Dans le creux de l'actualité estivale, l'information n'est pas passée inaperçue : le gendarme du piratage sur Internet, l'Hadopi (Haute Autorité pour la diffusion des œuvres et la protection des droits sur Internet), s'est «séparé» de son secrétaire général, Eric Walter. Ni le principal intéressé ni l'institution n'ayant précisé les motifs et les conditions de la «séparation», on en est, pour l'heure, réduit aux conjectures. De notoriété publique, le numéro 2 de l'Hadopi était depuis l'an dernier dans le viseur des ayants droit, qui n'avaient guère apprécié qu'il ait initié une étude de faisabilité sur la «rémunération proportionnelle du partage» - en clair, la légalisation, moyennant reversement d'une partie de leurs profits, des services utilisés par les internautes pour partager des œuvres protégées par le droit d'auteur -, ni qu'il ait déclaré, dans les colonnes de Libération, que «le piratage est avant tout une conséquence de la carence de l'offre légale».

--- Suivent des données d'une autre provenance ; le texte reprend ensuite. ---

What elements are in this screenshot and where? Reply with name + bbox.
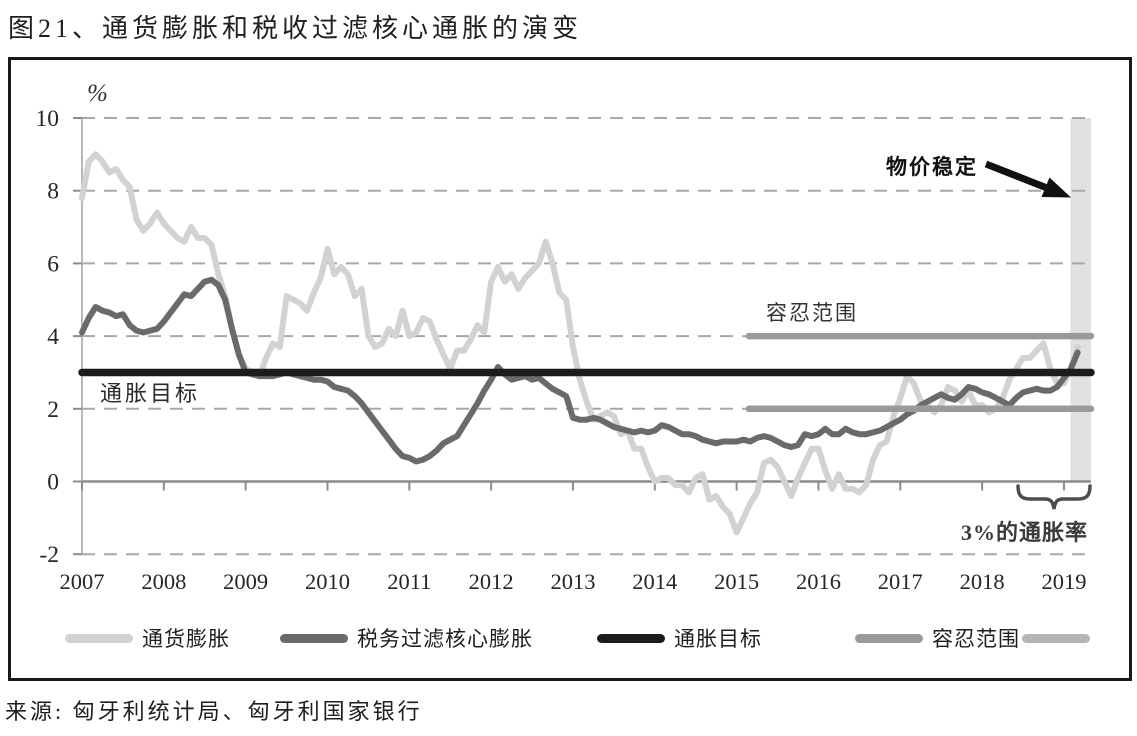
legend-swatch: [1022, 633, 1090, 643]
tolerance-band-label: 容忍范围: [766, 301, 858, 325]
legend-swatch: [65, 633, 133, 643]
series-inflation-line: [79, 151, 1081, 536]
source-note: 来源: 匈牙利统计局、匈牙利国家银行: [5, 699, 423, 724]
chart-legend: 通货膨胀 税务过滤核心膨胀 通胀目标 容忍范围: [0, 624, 1137, 658]
legend-item-4: [1022, 624, 1099, 652]
x-tick-label: 2014: [632, 569, 677, 594]
legend-swatch: [597, 633, 665, 643]
x-tick-label: 2018: [960, 569, 1005, 594]
x-tick-label: 2015: [714, 569, 759, 594]
legend-label: 通货膨胀: [142, 627, 230, 651]
x-tick-label: 2013: [550, 569, 595, 594]
legend-label: 通胀目标: [674, 627, 762, 651]
three-percent-rate-label: 3%的通胀率: [961, 520, 1089, 545]
y-tick-label: 2: [47, 397, 59, 423]
legend-swatch: [855, 633, 923, 643]
legend-item-2: 通胀目标: [597, 624, 762, 652]
inflation-target-label: 通胀目标: [100, 381, 201, 406]
legend-swatch: [280, 633, 348, 643]
y-tick-label: 10: [36, 106, 60, 132]
legend-label: 税务过滤核心膨胀: [357, 627, 533, 651]
x-tick-label: 2019: [1041, 569, 1086, 594]
y-tick-label: 8: [47, 179, 59, 205]
range-brace: [1016, 484, 1092, 510]
y-tick-label: 4: [47, 324, 59, 350]
x-tick-label: 2011: [387, 569, 431, 594]
y-tick-label: 6: [47, 251, 59, 277]
legend-label: 容忍范围: [932, 627, 1020, 651]
y-axis-unit-label: %: [87, 80, 108, 107]
x-tick-label: 2017: [878, 569, 923, 594]
x-tick-label: 2009: [223, 569, 268, 594]
x-tick-label: 2012: [469, 569, 514, 594]
legend-item-0: 通货膨胀: [65, 624, 230, 652]
x-tick-label: 2016: [796, 569, 841, 594]
legend-item-3: 容忍范围: [855, 624, 1020, 652]
price-stability-label: 物价稳定: [886, 155, 978, 179]
price-stability-bar: [1070, 118, 1091, 482]
x-tick-label: 2008: [141, 569, 186, 594]
x-tick-label: 2010: [305, 569, 350, 594]
y-tick-label: -2: [39, 542, 59, 568]
legend-item-1: 税务过滤核心膨胀: [280, 624, 533, 652]
price-stability-arrow: [984, 160, 1071, 198]
x-tick-label: 2007: [60, 569, 105, 594]
figure-title: 图21、通货膨胀和税收过滤核心通胀的演变: [8, 14, 583, 43]
y-tick-label: 0: [47, 470, 59, 496]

Reste que ce débarquement peut surprendre, à quelques mois des fins de mandats de la présidente de l'Hadopi, Marie-Françoise Marais, et de Mireille Imbert-Quaretta, qui dirige la commission de protection des droits, le bras répressif de l'institution. Ce n'est que le énième signe de la crise d'une institution décidément mal née, dans la douleur des virulents débats qui ont entouré l'adoption de la loi «création et Internet» en 2009. La «réponse graduée» n'a convaincu ni les internautes - qui l'ont été beaucoup plus par le développement des services légaux de streaming musical, comme Spotify ou Deezer -, ni même les ayants droit, de plus en plus prompts à dénoncer «l'inefficacité» de l'Hadopi.

Quant au gouvernement, il a fait montre d’une singulière hypocrisie. Si le Parti socialiste avait combattu la création de la Haute Autorité, ce n’est qu’après avoir tergiversé que le candidat Hollande a, en 2012, fait de sa suppression une promesse de campagne. Rue de Valois, Aurélie Filippetti avait envisagé, sur les préconisations du rapport Lescure, sa fusion avec le CSA - une piste depuis écartée par Fleur Pellerin. Qui n’en a pas moins continué à réduire son budget, diminué de moitié en trois ans.

En juillet, un rapport sénatorial faisait d'un recentrage sur sa mission répressive le fil à plomb d'une «Hadopi rénovée». Au-delà de sa crise de gouvernance actuelle, c'est pourtant bien la question de son bilan qui est posée. Et, plus largement, celle d'une politique publique qui garantisse à la fois la viabilité de la création et l'accès à la culture à l'ère du partage en réseau. Le changement de majorité aurait pu et dû être l'occasion d'ouvrir - enfin ! - ce débat. Les pistes de réflexion ne manquaient pas. On est aujourd'hui très loin du compte.